October 23, 2004

Bring In the Customer: Part - II


....Continued from an earlier post. Bring in the customer early? But how early? Show the specs to him? Ask his opinion even before you start coding?

As I had mentioned the train scenario.... being the end user, would I ever have guessed that the seating was not proper by just looking at the design? No, I would not have! The same goes with any software. The end user just uses your product. When he comes across a problem, its reported in form of a bug and fixed in the next release (hopefully!). This end user would not be able to find flaws in the design stage. That part is left to us experienced testers. But there are few bugs which come out only when the product goes in the market.

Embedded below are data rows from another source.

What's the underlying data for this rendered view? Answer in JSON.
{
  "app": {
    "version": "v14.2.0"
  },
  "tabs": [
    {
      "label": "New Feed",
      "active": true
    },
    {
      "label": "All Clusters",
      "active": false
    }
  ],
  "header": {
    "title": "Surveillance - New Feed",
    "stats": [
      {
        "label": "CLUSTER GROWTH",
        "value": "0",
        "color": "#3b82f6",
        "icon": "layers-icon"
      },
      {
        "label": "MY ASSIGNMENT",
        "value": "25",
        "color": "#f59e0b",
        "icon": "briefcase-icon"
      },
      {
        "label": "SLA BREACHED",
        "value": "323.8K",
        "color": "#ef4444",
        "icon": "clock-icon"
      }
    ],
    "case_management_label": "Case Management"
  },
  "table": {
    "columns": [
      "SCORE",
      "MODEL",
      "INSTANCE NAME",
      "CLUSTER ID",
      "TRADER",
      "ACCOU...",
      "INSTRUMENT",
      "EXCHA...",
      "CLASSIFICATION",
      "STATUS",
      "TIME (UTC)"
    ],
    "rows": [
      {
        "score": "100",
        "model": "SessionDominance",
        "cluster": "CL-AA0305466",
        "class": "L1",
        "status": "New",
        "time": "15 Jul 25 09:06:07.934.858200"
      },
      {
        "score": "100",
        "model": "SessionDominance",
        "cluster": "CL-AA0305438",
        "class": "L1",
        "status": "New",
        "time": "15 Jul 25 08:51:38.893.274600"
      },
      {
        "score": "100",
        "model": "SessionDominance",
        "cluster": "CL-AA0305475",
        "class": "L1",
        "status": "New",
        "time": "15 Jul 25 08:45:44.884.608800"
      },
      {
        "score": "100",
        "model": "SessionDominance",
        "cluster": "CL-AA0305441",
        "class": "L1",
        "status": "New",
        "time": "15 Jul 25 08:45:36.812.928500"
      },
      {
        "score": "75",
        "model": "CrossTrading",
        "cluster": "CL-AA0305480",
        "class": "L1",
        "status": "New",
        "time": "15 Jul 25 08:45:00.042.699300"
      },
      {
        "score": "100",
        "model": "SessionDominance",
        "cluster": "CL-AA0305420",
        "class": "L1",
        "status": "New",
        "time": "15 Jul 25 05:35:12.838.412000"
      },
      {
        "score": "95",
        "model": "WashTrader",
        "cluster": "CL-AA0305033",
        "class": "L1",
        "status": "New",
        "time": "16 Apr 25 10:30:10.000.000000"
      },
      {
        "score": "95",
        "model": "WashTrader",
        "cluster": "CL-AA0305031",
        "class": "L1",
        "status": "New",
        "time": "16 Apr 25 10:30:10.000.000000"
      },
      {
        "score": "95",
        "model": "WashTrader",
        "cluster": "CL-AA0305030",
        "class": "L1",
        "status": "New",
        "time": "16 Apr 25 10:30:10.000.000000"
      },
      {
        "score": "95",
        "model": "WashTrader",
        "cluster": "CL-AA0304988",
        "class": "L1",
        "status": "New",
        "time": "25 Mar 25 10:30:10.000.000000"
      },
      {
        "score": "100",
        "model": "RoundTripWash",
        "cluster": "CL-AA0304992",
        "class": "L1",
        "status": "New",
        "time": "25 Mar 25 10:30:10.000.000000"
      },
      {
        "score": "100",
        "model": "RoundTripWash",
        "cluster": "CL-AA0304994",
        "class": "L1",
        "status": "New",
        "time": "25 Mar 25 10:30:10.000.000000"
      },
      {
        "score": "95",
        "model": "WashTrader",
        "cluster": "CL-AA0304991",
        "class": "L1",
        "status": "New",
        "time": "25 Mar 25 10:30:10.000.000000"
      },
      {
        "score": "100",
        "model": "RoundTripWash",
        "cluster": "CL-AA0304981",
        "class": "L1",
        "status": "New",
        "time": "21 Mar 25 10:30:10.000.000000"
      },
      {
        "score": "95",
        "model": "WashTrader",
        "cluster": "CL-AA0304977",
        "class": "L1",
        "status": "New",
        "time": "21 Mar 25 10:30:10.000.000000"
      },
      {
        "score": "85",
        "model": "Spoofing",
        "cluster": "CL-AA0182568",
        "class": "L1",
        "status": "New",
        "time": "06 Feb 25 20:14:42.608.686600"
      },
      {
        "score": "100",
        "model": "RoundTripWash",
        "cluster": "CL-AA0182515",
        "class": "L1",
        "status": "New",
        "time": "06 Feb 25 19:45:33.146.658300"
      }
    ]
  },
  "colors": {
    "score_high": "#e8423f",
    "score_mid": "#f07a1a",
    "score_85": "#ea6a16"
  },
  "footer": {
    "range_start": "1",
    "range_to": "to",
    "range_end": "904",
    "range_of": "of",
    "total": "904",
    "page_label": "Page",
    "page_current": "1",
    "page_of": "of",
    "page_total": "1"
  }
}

There is definitely some combination which we have not tested the product on. (An example, gmail worked fine on IE 6. Back in Mumbai I got onto my P-I which still runs IE 3.0 and gmail did not work). There are millions of these combinations which sometimes even if known are impossible to test due to time constraints.

Enter Beta Testing. A good idea is to release the product one stage before its ready to ship. Fine, in such a case, you cant make major changes. If someone says the train carriage size needs to be bigger, its not possible. But if someone says the seating needs to be rearranged, that could be possible.

Hence leave the initial part to the experienced clan. But get in the customer when appropriate. You would be surprised the amount of bugs which come in from Beta testers which make us wonder "How did I miss that??". Which is why a good tester has excellent customer focus.